The resolve to which Kaplan referred in his letter would have directed the Legislature to draft a bill that would replace the present system, based on commercial insurance for the healthy and government programs for the poor, old, disabled, et al., with a universal health care system ensuring that all Maine residents had good, equitable health care.

As Lawlor mentioned in his report, some opponents of such reform cite the failure of voters in states where it has been proposed (Colorado, Vermont, California) to pass enabling legislation. That is less an indictment of those plans, though, than it is of the factors responsible for their rejection: failure to specify and explain the costs and funding of the plans, failure to educate voters about how the plans would work as opposed to how the present system works, and opposition by special interests (e.g., insurance and pharmaceutical companies) concerned about financial losses. Therefore, achievement of comprehensive reform of this type would require not only developing the plan itself and putting it into bill form, but dealing with the three factors that would otherwise doom the bill’s passage.

That could be done. Here’s one way.

Establish a legislative committee made up of members and consultants experienced in health care policy and devoted to development of a universal health care bill, not to representation of all stakeholders’ interests.


As more than 20 other states have developed universal health care plans, the committee could begin by reviewing those plans, along with plans that have been developed previously here in Maine (most recently, L.D. 1045 in the 130th Legislature).

It could also review the 30-odd fiscal studies of state-based universal health care plans, most of which have projected reduced health care expenditures once the plans are fully implemented. With that background in hand, the committee would then develop the plan, making the final bill detailed enough to allow for federal waiver applications and an objective fiscal analysis.

The bill would need to include several additional provisions:

• Its implementation would be contingent on obtaining the waivers and on commissioning and completion of the fiscal analysis, including the effects of the plan on specific demographics (employers, workers, health care professionals, retirees, et al.).

• It could be modified until the Legislature finds the analysis of the plan acceptable, including a projection that the total cost of the plan would be no greater than the present state health care expenditure.

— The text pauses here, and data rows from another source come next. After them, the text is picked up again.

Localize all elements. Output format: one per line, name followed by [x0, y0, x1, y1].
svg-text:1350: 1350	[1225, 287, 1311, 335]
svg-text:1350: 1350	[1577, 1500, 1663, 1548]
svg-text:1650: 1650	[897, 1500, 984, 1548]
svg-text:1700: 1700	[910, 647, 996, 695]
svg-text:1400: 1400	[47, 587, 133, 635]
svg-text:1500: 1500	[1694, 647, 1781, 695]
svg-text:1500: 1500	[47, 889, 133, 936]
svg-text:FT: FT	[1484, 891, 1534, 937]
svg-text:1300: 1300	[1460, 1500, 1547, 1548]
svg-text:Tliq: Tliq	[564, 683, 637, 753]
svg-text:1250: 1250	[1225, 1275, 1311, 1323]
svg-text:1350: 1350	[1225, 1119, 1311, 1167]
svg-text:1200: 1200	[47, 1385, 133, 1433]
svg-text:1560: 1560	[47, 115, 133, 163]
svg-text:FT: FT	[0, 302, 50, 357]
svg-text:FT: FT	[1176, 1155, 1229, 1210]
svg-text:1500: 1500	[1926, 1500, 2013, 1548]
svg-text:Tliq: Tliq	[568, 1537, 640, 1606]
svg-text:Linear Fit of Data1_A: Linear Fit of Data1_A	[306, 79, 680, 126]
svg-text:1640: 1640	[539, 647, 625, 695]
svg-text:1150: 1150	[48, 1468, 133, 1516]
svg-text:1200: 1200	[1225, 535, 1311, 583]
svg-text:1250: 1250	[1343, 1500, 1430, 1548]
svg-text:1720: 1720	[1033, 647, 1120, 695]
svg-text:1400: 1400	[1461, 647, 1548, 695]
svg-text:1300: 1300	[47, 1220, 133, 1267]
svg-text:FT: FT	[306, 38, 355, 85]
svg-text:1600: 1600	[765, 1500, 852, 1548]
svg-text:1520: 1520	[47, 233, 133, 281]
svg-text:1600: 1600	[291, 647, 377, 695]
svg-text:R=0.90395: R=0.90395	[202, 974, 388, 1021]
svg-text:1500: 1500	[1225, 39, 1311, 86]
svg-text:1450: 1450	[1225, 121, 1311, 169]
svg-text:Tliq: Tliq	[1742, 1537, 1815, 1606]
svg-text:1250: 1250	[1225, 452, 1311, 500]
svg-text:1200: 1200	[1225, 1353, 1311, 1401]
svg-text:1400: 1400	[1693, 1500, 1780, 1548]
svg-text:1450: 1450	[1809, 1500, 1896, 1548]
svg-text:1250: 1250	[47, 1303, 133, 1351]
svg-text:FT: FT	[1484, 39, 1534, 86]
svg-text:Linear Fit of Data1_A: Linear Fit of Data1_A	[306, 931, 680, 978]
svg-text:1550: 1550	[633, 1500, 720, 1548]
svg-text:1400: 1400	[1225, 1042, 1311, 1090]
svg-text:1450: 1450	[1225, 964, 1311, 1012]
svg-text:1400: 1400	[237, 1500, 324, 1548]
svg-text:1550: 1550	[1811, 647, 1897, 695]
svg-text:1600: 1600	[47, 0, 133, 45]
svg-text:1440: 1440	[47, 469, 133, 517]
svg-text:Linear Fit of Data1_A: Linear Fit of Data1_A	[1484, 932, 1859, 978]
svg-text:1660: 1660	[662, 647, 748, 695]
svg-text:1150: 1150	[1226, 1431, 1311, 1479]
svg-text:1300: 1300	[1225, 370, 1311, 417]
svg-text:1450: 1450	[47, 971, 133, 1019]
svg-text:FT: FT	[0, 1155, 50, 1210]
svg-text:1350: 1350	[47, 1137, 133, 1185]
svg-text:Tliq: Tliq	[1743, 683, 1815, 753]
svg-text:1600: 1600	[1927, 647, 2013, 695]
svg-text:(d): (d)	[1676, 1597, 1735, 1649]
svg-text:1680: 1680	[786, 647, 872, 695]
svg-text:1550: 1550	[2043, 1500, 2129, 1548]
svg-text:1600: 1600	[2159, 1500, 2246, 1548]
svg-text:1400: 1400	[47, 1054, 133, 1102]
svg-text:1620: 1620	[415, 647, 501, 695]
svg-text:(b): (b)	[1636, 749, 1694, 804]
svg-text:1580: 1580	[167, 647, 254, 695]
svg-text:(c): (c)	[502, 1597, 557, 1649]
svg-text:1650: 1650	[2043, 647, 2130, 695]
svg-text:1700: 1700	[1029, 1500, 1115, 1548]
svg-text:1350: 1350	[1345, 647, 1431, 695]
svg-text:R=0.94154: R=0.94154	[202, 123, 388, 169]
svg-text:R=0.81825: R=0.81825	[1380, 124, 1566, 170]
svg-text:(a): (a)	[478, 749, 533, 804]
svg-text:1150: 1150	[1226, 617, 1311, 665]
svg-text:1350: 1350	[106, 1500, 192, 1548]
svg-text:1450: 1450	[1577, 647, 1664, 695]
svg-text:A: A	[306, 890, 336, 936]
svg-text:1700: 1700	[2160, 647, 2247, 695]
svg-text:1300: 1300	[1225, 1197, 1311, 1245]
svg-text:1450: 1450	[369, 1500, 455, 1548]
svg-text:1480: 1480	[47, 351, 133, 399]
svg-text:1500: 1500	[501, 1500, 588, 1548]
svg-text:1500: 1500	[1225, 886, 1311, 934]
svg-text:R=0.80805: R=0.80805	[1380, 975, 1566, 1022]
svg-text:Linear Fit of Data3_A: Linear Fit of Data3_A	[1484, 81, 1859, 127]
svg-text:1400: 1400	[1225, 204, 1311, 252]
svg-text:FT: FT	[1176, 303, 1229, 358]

• The citizenry would be kept informed about the contents of the bill during its development and have opportunity for comment. Final approval or rejection could be left to the voters rather than the politicians – they’re the ones to be affected by it, after all.

Such an approach to health care reform would ensure that the final plan would be assessed on its merits and that the countervailing factors would be minimized: Costs and funding would be front and center, the people would be enlightened about how the system would work, and as for the opposition of special interests, well, the voters would see through that soon enough.